@thecreativeone91 said:
I really think IPv6 only WANs are much further off than people keep saying,
I agree, but I limit that view to the west, because there are places in the world where they're becoming the norm. I think the future is actually set to have both, together, for a very long time. My guess is that American ISPs will start charging more for IPv4 addresses and nothing at all (aside from the service itself) for IPv6 addresses. This model is already in use around the world, and works out well.
partially because they've been saying that for years and years.
Imagine how I feel, I've been promoting and working with IPv6 since about 2001. It's been a long road. To give myself credit though, I was never one of those "we're gonna run out tomorrow" people or "transition is coming very soon," my thoughts were always "this is going to take a while and ISPs and IT departments are going to try to really push it off as long as possible, to the point where it's painful."

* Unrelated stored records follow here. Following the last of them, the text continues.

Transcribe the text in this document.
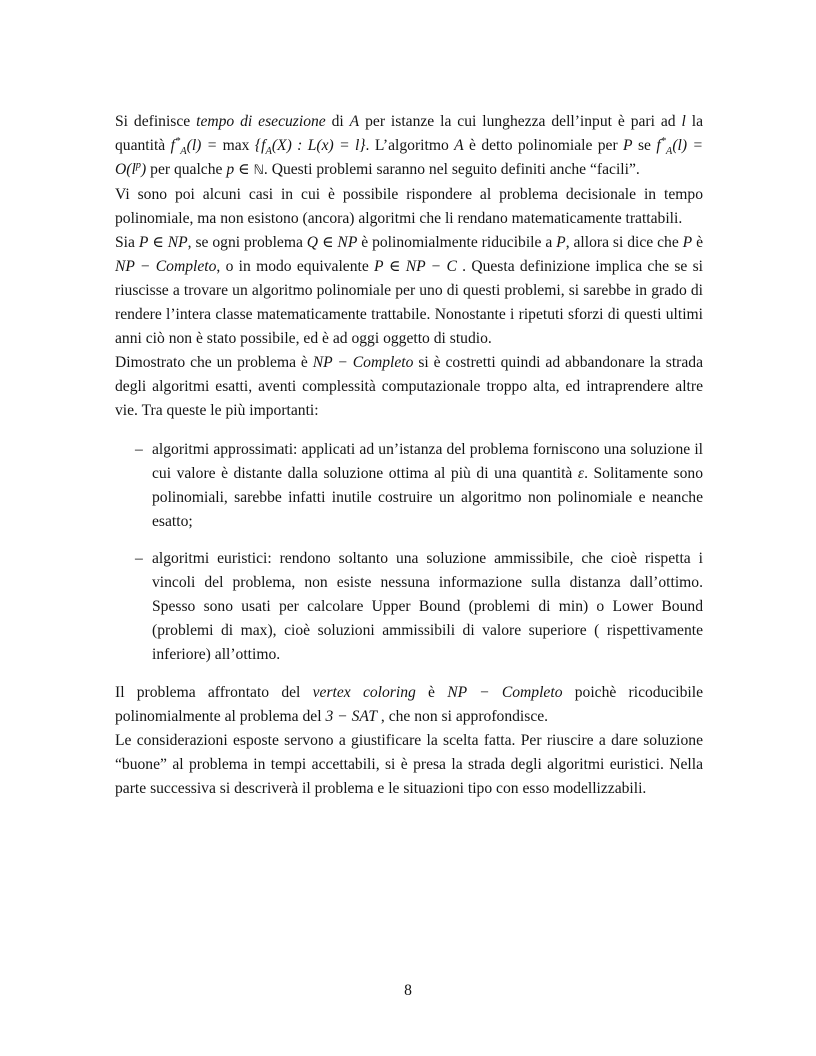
Si definisce tempo di esecuzione di A per istanze la cui lunghezza dell’input è pari ad l la quantità $f^*_A(l) = \max \{f_A(X)$ : L(x) = l}. L’algoritmo A è detto polinomiale per P se $f^*_A(l) = O(l^p)$ per qualche p ∈ ℕ. Questi problemi saranno nel seguito definiti anche “facili”.

Vi sono poi alcuni casi in cui è possibile rispondere al problema decisionale in tempo polinomiale, ma non esistono (ancora) algoritmi che li rendano matematicamente trattabili.

Sia P ∈ NP, se ogni problema Q ∈ NP è polinomialmente riducibile a P, allora si dice che P è NP − Completo, o in modo equivalente P ∈ NP − C . Questa definizione implica che se si riuscisse a trovare un algoritmo polinomiale per uno di questi problemi, si sarebbe in grado di rendere l’intera classe matematicamente trattabile. Nonostante i ripetuti sforzi di questi ultimi anni ciò non è stato possibile, ed è ad oggi oggetto di studio.

Dimostrato che un problema è NP − Completo si è costretti quindi ad abbandonare la strada degli algoritmi esatti, aventi complessità computazionale troppo alta, ed intraprendere altre vie. Tra queste le più importanti:

– algoritmi approssimati: applicati ad un’istanza del problema forniscono una soluzione il cui valore è distante dalla soluzione ottima al più di una quantità ε. Solitamente sono polinomiali, sarebbe infatti inutile costruire un algoritmo non polinomiale e neanche esatto;
– algoritmi euristici: rendono soltanto una soluzione ammissibile, che cioè rispetta i vincoli del problema, non esiste nessuna informazione sulla distanza dall’ottimo. Spesso sono usati per calcolare Upper Bound (problemi di min) o Lower Bound (problemi di max), cioè soluzioni ammissibili di valore superiore ( rispettivamente inferiore) all’ottimo.

Il problema affrontato del vertex coloring è NP − Completo poichè ricoducibile polinomialmente al problema del 3 − SAT , che non si approfondisce.

Le considerazioni esposte servono a giustificare la scelta fatta. Per riuscire a dare soluzione “buone” al problema in tempi accettabili, si è presa la strada degli algoritmi euristici. Nella parte successiva si descriverà il problema e le situazioni tipo con esso modellizzabili.

8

And the other thing is with most connections being Dynamic IPs they aren't as limited on IPv4 as the can recycle the addresses (and do, especially DSL connections which may drop with no traffic).
This is true, however even now some ISPs are coming up fantastically short and actually about 2 years ago Cox Communications went through a huge renumbering campaign with business customers in order to lower the total amount of allocated addresses. I imagine this bought them a few extra years. Another thing that can be done, and is typically done already, is that if a customer is dynamic, it will fail over to NAT (which you wrote about in your post as well). I've seen this happen before, where you receive an internal address from your ISP. You can still get online, however, you're behind their NAT. This is also in use in places where IPv4 addresses are extremely limited; America has more than anyone.

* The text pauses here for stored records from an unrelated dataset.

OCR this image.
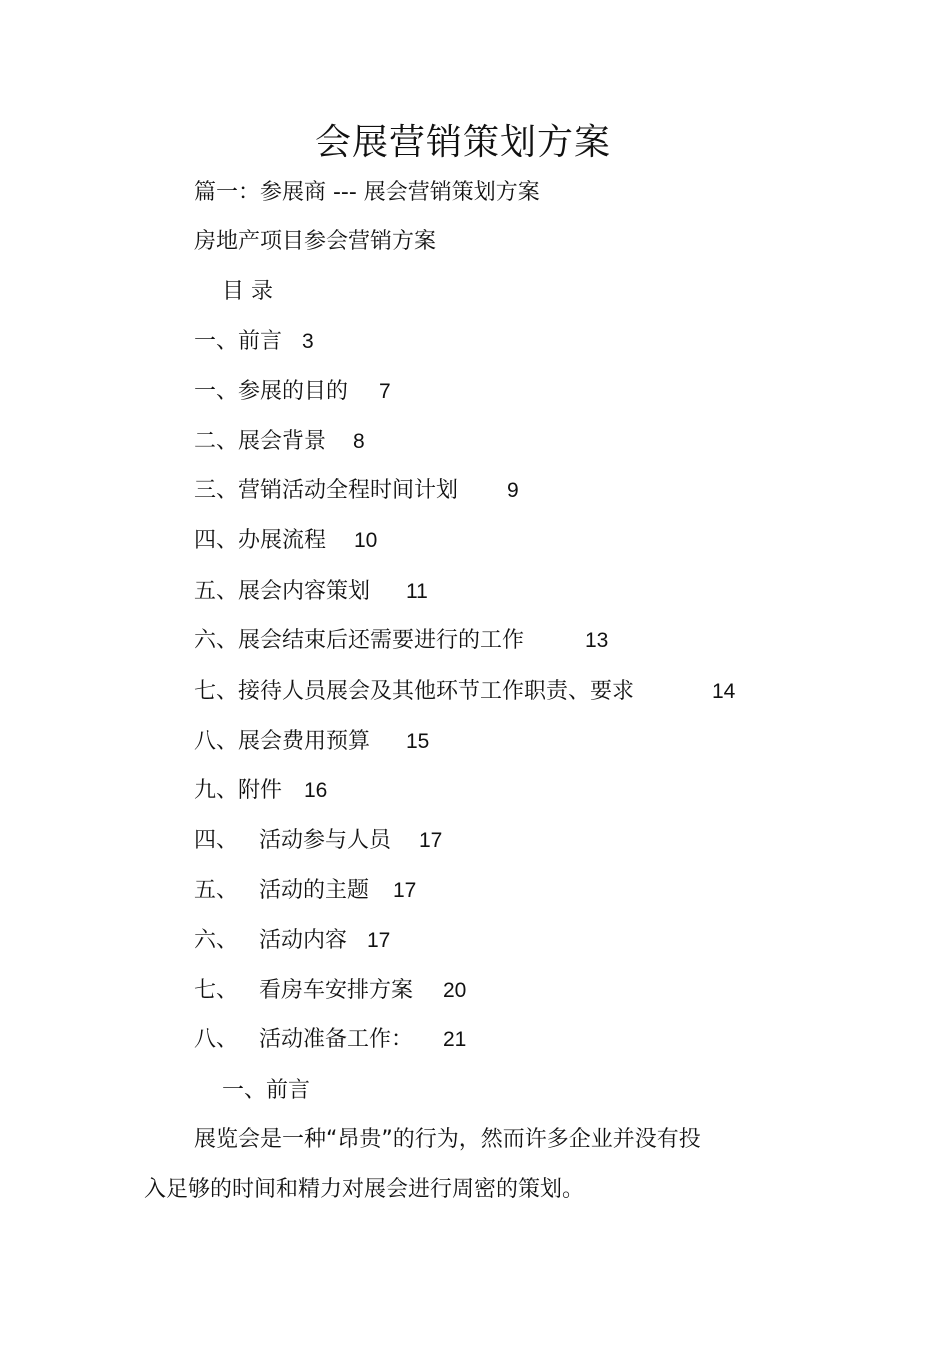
会展营销策划方案
篇一：参展商 --- 展会营销策划方案
房地产项目参会营销方案
目 录
一、前言 3
一、参展的目的 7
二、展会背景 8
三、营销活动全程时间计划 9
四、办展流程 10
五、展会内容策划 11
六、展会结束后还需要进行的工作	13
七、接待人员展会及其他环节工作职责、要求	14
八、展会费用预算 15
九、附件 16
四、   活动参与人员 17
五、   活动的主题 17
六、   活动内容 17
七、   看房车安排方案 20
八、   活动准备工作： 21
一、前言
展览会是一种“昂贵”的行为，然而许多企业并没有投
入足够的时间和精力对展会进行周密的策划。
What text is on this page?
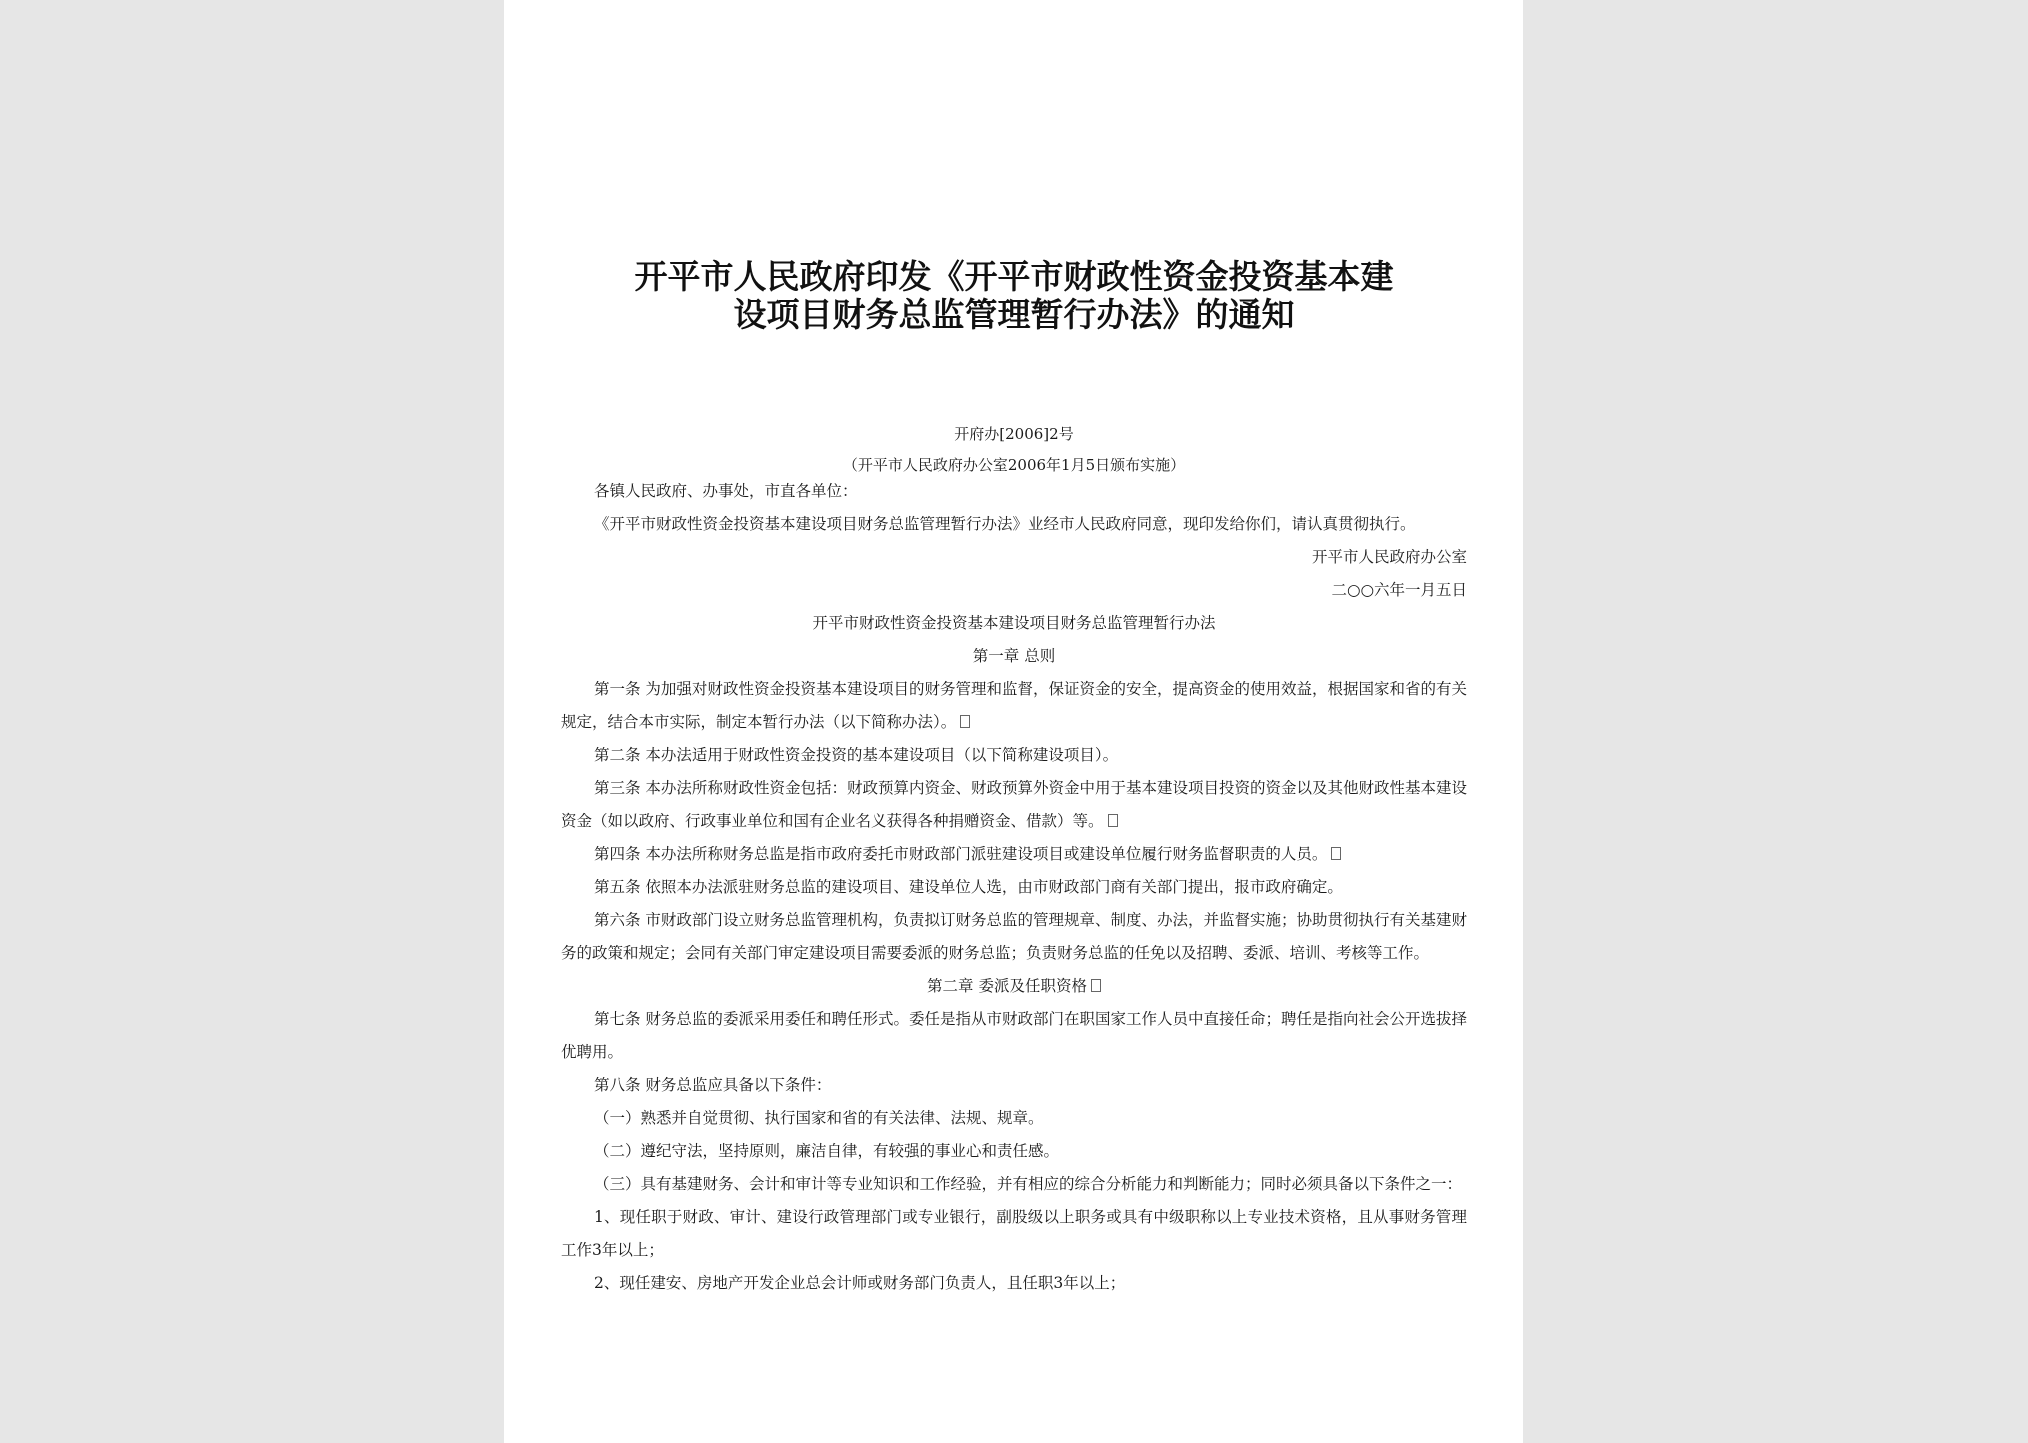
开平市人民政府印发《开平市财政性资金投资基本建
设项目财务总监管理暂行办法》的通知
开府办[2006]2号
（开平市人民政府办公室2006年1月5日颁布实施）

各镇人民政府、办事处，市直各单位：

《开平市财政性资金投资基本建设项目财务总监管理暂行办法》业经市人民政府同意，现印发给你们，请认真贯彻执行。

开平市人民政府办公室

二○○六年一月五日

开平市财政性资金投资基本建设项目财务总监管理暂行办法

第一章 总则

第一条 为加强对财政性资金投资基本建设项目的财务管理和监督，保证资金的安全，提高资金的使用效益，根据国家和省的有关规定，结合本市实际，制定本暂行办法（以下简称办法）。

第二条 本办法适用于财政性资金投资的基本建设项目（以下简称建设项目）。

第三条 本办法所称财政性资金包括：财政预算内资金、财政预算外资金中用于基本建设项目投资的资金以及其他财政性基本建设资金（如以政府、行政事业单位和国有企业名义获得各种捐赠资金、借款）等。

第四条 本办法所称财务总监是指市政府委托市财政部门派驻建设项目或建设单位履行财务监督职责的人员。

第五条 依照本办法派驻财务总监的建设项目、建设单位人选，由市财政部门商有关部门提出，报市政府确定。

第六条 市财政部门设立财务总监管理机构，负责拟订财务总监的管理规章、制度、办法，并监督实施；协助贯彻执行有关基建财务的政策和规定；会同有关部门审定建设项目需要委派的财务总监；负责财务总监的任免以及招聘、委派、培训、考核等工作。

第二章 委派及任职资格

第七条 财务总监的委派采用委任和聘任形式。委任是指从市财政部门在职国家工作人员中直接任命；聘任是指向社会公开选拔择优聘用。

第八条 财务总监应具备以下条件：

（一）熟悉并自觉贯彻、执行国家和省的有关法律、法规、规章。

（二）遵纪守法，坚持原则，廉洁自律，有较强的事业心和责任感。

（三）具有基建财务、会计和审计等专业知识和工作经验，并有相应的综合分析能力和判断能力；同时必须具备以下条件之一：

1、现任职于财政、审计、建设行政管理部门或专业银行，副股级以上职务或具有中级职称以上专业技术资格，且从事财务管理工作3年以上；

2、现任建安、房地产开发企业总会计师或财务部门负责人，且任职3年以上；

Dropping off inactive customers is another stop gap solution, however with the rise of cellphones and other internet devices, especially with streaming, this won't last forever.
If you combine ISP-level NAT, dropping off inactive devices, etc, you still only get a small window, there is the overall technical limitation of IPv4 in of itself. These are all temporary solutions.

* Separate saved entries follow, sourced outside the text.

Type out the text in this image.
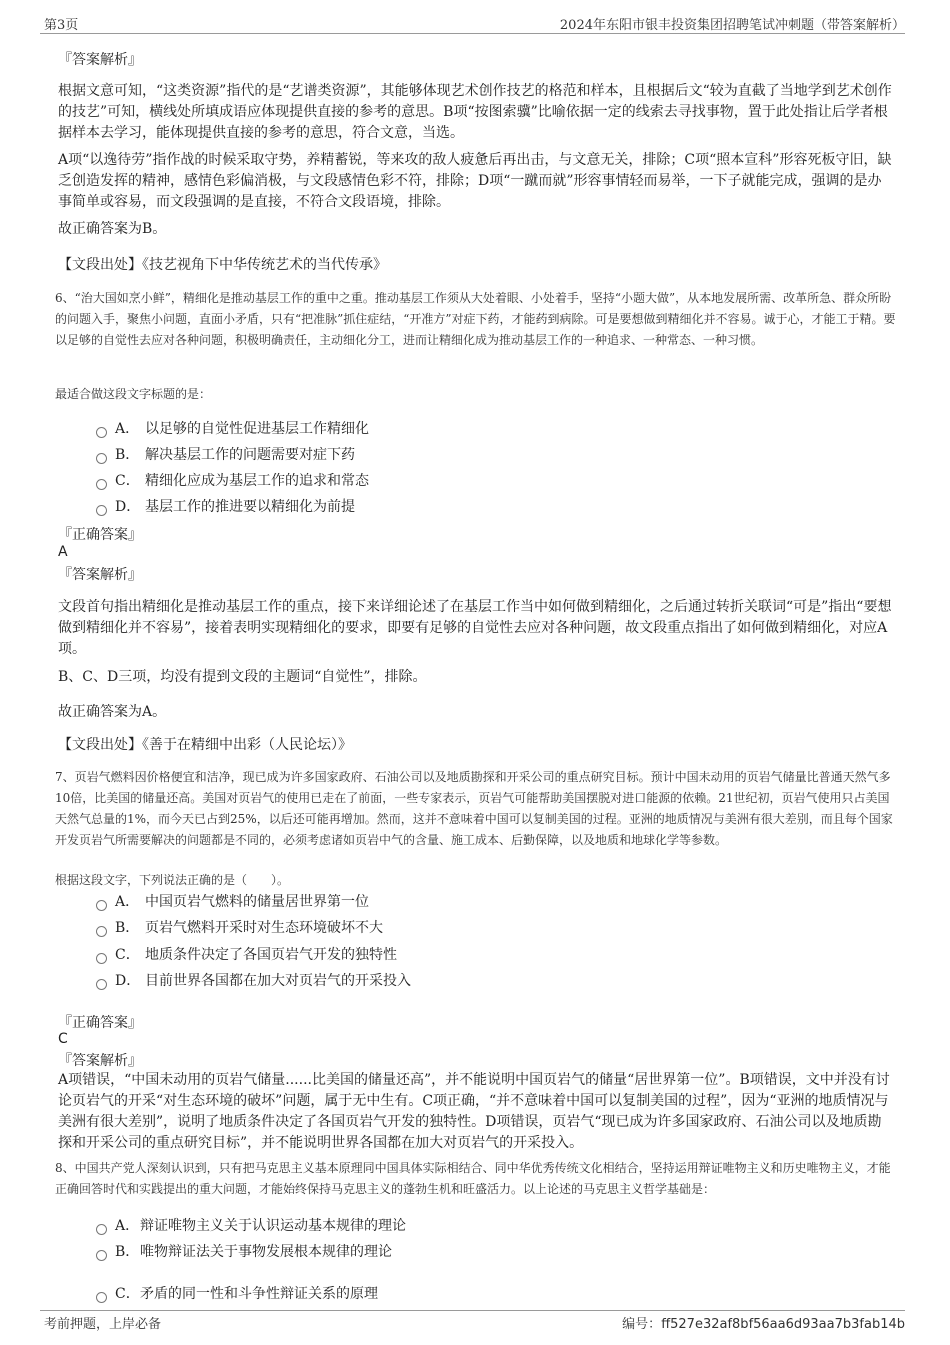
第3页	2024年东阳市银丰投资集团招聘笔试冲刺题（带答案解析）
『答案解析』
根据文意可知，“这类资源”指代的是“艺谱类资源”，其能够体现艺术创作技艺的格范和样本，且根据后文“较为直截了当地学到艺术创作的技艺”可知，横线处所填成语应体现提供直接的参考的意思。B项“按图索骥”比喻依据一定的线索去寻找事物，置于此处指让后学者根据样本去学习，能体现提供直接的参考的意思，符合文意，当选。
A项“以逸待劳”指作战的时候采取守势，养精蓄锐，等来攻的敌人疲惫后再出击，与文意无关，排除；C项“照本宣科”形容死板守旧，缺乏创造发挥的精神，感情色彩偏消极，与文段感情色彩不符，排除；D项“一蹴而就”形容事情轻而易举，一下子就能完成，强调的是办事简单或容易，而文段强调的是直接，不符合文段语境，排除。
故正确答案为B。
【文段出处】《技艺视角下中华传统艺术的当代传承》
6、“治大国如烹小鲜”，精细化是推动基层工作的重中之重。推动基层工作须从大处着眼、小处着手，坚持“小题大做”，从本地发展所需、改革所急、群众所盼的问题入手，聚焦小问题，直面小矛盾，只有“把准脉”抓住症结，“开准方”对症下药，才能药到病除。可是要想做到精细化并不容易。诚于心，才能工于精。要以足够的自觉性去应对各种问题，积极明确责任，主动细化分工，进而让精细化成为推动基层工作的一种追求、一种常态、一种习惯。
最适合做这段文字标题的是：
A． 以足够的自觉性促进基层工作精细化
B． 解决基层工作的问题需要对症下药
C． 精细化应成为基层工作的追求和常态
D． 基层工作的推进要以精细化为前提
『正确答案』
A
『答案解析』
文段首句指出精细化是推动基层工作的重点，接下来详细论述了在基层工作当中如何做到精细化，之后通过转折关联词“可是”指出“要想做到精细化并不容易”，接着表明实现精细化的要求，即要有足够的自觉性去应对各种问题，故文段重点指出了如何做到精细化，对应A项。
B、C、D三项，均没有提到文段的主题词“自觉性”，排除。
故正确答案为A。
【文段出处】《善于在精细中出彩（人民论坛）》
7、页岩气燃料因价格便宜和洁净，现已成为许多国家政府、石油公司以及地质勘探和开采公司的重点研究目标。预计中国未动用的页岩气储量比普通天然气多10倍，比美国的储量还高。美国对页岩气的使用已走在了前面，一些专家表示，页岩气可能帮助美国摆脱对进口能源的依赖。21世纪初，页岩气使用只占美国天然气总量的1%，而今天已占到25%，以后还可能再增加。然而，这并不意味着中国可以复制美国的过程。亚洲的地质情况与美洲有很大差别，而且每个国家开发页岩气所需要解决的问题都是不同的，必须考虑诸如页岩中气的含量、施工成本、后勤保障，以及地质和地球化学等参数。
根据这段文字，下列说法正确的是（　　）。
A． 中国页岩气燃料的储量居世界第一位
B． 页岩气燃料开采时对生态环境破坏不大
C． 地质条件决定了各国页岩气开发的独特性
D． 目前世界各国都在加大对页岩气的开采投入
『正确答案』
C
『答案解析』
A项错误，“中国未动用的页岩气储量......比美国的储量还高”，并不能说明中国页岩气的储量“居世界第一位”。B项错误，文中并没有讨论页岩气的开采“对生态环境的破坏”问题，属于无中生有。C项正确，“并不意味着中国可以复制美国的过程”，因为“亚洲的地质情况与美洲有很大差别”，说明了地质条件决定了各国页岩气开发的独特性。D项错误，页岩气“现已成为许多国家政府、石油公司以及地质勘探和开采公司的重点研究目标”，并不能说明世界各国都在加大对页岩气的开采投入。
8、中国共产党人深刻认识到，只有把马克思主义基本原理同中国具体实际相结合、同中华优秀传统文化相结合，坚持运用辩证唯物主义和历史唯物主义，才能正确回答时代和实践提出的重大问题，才能始终保持马克思主义的蓬勃生机和旺盛活力。以上论述的马克思主义哲学基础是：
A． 辩证唯物主义关于认识运动基本规律的理论
B． 唯物辩证法关于事物发展根本规律的理论
C． 矛盾的同一性和斗争性辩证关系的原理
考前押题，上岸必备	编号：ff527e32af8bf56aa6d93aa7b3fab14b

I have setup IPv4 LANs with IPv6 WANs before as some gear needed wasn't compatible with IPv6, and they didn't wish to upgrade. Many routers will support this using a NAT64/NAT46 with a tunnel. Not something I recommend but can be done.
NAT64/46 is pretty much a thing that shouldn't be done, I agree, if anything people should be multistack if they are trying to coexist.
I'm totally in favour of people transitioning to using IPv6 and IPv4, so that in 5 to 10 years, probably closer to 10, as western ISPs start to catch up with the rest of the world (this is typical, as by the time most Europeans were using DSL, most Americans still had dial up for many more years) people won't scramble to update their networks. I think though the transition will likely be less of a big deal than other historical ones, because since people are moving more "to the cloud" and web apps, and so on, there's less need for crappy software companies to fix their issues, though a lot of people will still be stuck with old stuff that can't be fixed or was created by a company which refuses to fix it (essentially most niche software companies are like this) and it's good there's things like NAT46.
The point of my post above on the issue though was that the desire to rid a network of IPv6 instead of being multistack, I think is a mistake and instead American IT people need to learn to work with it and get used to the idea of it existing, so they're not left behind, as usual.